NEW DELHI (AFP) - Foreign supermarket giants faced being shut out of the Indian capital on Tuesday after Delhi's new state government said it would not grant them a licence to operate.
Mr Amit Yadav, the Delhi municipality's industry commissioner, told AFP he had written to the federal government to indicate that foreign "multibrand retailers" would not be given consent to open stores in the capital, in a reversal of previous policy.
Foreign retailers which only sell their own branded products, such as Britain's Marks and Spencer, have long been able to operate in India.
But reforms unveiled by Prime Minister Manmohan Singh in late 2012 should pave the way for the first foreign supermarkets to operate, provided 30 per cent of their produce is sourced locally.
Delhi had been expected to be one of the first places to welcome the likes of Wal-Mart and Tesco under the reforms.
But Singh's Congress party was trounced in state elections in Delhi last month, losing power to a new anti-corruption party with a much cooler attitude towards foreign direct investment (FDI).

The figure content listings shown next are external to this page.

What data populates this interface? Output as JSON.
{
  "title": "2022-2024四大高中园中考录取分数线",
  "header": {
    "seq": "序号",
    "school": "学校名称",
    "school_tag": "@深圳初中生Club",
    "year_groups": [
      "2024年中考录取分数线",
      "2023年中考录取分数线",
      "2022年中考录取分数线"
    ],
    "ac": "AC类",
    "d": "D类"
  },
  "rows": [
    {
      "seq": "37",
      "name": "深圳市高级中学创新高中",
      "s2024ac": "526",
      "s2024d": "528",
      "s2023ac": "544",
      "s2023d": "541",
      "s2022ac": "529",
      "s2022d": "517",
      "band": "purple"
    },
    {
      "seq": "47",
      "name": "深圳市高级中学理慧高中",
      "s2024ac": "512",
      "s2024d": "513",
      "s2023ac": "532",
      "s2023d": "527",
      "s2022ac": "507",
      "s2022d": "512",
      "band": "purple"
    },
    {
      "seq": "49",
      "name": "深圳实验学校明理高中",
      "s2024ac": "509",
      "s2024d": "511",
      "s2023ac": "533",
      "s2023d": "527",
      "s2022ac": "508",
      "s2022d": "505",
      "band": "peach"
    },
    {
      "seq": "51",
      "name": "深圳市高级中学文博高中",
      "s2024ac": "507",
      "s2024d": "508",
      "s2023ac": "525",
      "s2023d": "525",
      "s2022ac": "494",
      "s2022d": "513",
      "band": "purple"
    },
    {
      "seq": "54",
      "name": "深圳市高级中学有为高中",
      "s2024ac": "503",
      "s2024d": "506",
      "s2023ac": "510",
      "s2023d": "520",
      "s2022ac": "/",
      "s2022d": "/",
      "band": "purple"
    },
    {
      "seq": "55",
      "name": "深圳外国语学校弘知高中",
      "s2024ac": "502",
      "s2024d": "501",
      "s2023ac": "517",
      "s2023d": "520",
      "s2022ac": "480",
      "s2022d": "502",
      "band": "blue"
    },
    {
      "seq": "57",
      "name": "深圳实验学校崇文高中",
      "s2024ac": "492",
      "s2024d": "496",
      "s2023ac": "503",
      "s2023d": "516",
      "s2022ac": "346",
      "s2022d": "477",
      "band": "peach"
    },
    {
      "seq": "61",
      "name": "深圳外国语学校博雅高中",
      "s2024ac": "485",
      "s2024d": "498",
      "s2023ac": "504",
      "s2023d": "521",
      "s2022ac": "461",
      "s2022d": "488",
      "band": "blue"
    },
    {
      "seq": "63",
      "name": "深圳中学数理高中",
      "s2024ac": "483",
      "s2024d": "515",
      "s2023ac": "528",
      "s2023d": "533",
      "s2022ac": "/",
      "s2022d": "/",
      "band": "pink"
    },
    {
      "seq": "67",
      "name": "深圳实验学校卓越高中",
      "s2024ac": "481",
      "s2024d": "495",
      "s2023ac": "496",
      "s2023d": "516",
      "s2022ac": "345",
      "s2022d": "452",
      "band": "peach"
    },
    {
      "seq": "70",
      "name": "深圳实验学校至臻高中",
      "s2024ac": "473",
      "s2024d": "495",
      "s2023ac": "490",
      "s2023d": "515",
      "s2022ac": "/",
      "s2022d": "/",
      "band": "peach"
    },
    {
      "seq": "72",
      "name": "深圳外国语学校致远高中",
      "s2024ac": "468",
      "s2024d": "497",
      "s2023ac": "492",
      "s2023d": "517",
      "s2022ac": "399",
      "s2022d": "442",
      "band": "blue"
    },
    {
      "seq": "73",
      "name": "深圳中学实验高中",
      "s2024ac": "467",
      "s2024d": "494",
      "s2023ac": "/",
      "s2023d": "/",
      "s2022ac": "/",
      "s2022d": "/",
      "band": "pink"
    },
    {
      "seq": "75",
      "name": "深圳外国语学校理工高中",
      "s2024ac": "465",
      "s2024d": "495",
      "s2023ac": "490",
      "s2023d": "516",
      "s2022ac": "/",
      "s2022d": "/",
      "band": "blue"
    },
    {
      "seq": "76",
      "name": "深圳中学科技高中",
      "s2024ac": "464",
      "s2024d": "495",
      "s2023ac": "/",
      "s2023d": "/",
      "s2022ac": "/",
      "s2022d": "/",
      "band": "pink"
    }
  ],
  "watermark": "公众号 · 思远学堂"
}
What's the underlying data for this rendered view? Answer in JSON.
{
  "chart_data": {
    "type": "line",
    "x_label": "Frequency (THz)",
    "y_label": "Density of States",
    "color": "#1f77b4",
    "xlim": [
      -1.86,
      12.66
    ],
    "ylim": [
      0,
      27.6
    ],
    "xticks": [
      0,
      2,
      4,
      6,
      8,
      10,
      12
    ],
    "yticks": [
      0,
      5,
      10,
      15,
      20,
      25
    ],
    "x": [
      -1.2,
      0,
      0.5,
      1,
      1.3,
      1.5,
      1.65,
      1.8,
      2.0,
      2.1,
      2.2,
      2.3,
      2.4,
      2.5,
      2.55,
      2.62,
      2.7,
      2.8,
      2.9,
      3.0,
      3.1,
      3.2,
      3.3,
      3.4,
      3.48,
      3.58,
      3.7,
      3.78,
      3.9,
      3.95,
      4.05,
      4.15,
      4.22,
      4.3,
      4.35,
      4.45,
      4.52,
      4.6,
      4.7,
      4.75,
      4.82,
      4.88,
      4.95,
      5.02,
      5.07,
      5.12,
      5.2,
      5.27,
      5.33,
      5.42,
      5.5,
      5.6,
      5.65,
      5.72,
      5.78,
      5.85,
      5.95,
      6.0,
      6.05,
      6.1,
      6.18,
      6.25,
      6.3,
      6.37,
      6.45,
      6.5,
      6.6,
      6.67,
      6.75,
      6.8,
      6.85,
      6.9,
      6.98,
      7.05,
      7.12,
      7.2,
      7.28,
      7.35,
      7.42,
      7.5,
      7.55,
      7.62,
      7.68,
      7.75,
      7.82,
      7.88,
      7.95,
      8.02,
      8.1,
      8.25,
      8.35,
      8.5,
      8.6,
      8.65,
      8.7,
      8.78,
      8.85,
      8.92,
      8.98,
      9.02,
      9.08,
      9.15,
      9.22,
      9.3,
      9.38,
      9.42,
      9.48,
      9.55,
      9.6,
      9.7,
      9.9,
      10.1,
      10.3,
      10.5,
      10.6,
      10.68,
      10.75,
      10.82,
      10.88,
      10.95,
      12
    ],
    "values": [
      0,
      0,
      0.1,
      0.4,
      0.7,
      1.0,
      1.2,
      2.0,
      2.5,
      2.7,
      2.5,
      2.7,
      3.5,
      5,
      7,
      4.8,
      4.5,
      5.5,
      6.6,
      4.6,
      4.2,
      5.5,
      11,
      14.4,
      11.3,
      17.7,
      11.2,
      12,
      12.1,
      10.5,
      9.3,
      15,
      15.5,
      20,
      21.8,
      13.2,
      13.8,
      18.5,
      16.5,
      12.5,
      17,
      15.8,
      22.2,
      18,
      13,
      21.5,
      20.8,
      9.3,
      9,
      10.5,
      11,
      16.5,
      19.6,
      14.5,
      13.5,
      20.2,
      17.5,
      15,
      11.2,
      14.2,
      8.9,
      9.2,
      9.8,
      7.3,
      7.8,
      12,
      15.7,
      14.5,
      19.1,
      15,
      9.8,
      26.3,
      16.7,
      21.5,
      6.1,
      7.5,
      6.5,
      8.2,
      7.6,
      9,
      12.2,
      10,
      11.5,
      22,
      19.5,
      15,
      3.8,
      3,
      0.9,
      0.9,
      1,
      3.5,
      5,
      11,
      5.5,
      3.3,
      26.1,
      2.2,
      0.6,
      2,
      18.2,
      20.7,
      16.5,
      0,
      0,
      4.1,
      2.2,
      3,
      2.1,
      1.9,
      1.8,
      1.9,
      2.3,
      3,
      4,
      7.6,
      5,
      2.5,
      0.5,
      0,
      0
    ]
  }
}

"It was a part of their manifesto to drop the FDI in multibrand retail policy and accordingly, a letter has been sent to the government of India asking to withdraw it," said Mr Yadav.
"FDI in multibrand retail is a policy that lies with the consent of individual state establishments. Its implementation is strictly a state subject."
Aam Aadmi, a fledgling anti-corruption party, made opposition to the FDI reforms one of its pledges in the Delhi election which had been ruled by Congress for the last 15 years.
Dr Singh's FDI reforms, which allow Western supermarkets to hold a majority stake in local chains for the first time, have been seen as a chance to revive India's ailing economy.
But small family-run stores fear that they could be priced out of business by the major retailers while there has also been widespread opposition from labour activists.
India's main business lobby criticised the Aam Aadmi government move, saying it would hit investor confidence at a time when the economy is growing at its slowest rate for a decade.
"This direct negation without demonstrating a search for a viable alternative would hamper investment sentiment," said Mr Sidharth Birla, president of the Federation of Indian Chambers of Commerce and Industry.
"It has been proven time and again that both large multi-brand retail stores and small kirana stores coexist peacefully," Mr Birla told the Press Trust of India news agency.
Dr Singh's FDI reforms, which also opened up the airline and insurance industries, had been meant to draw in more foreign investors into Asia's third-largest economy.
But they have been undermined by persistent worries over issues such as corruption, red tape and tax battles.
Wal-Mart and Indian firm Bharti announced in October that they were ending their retail partnership, with the US giant saying India's foreign investment rules were partly to blame for the split.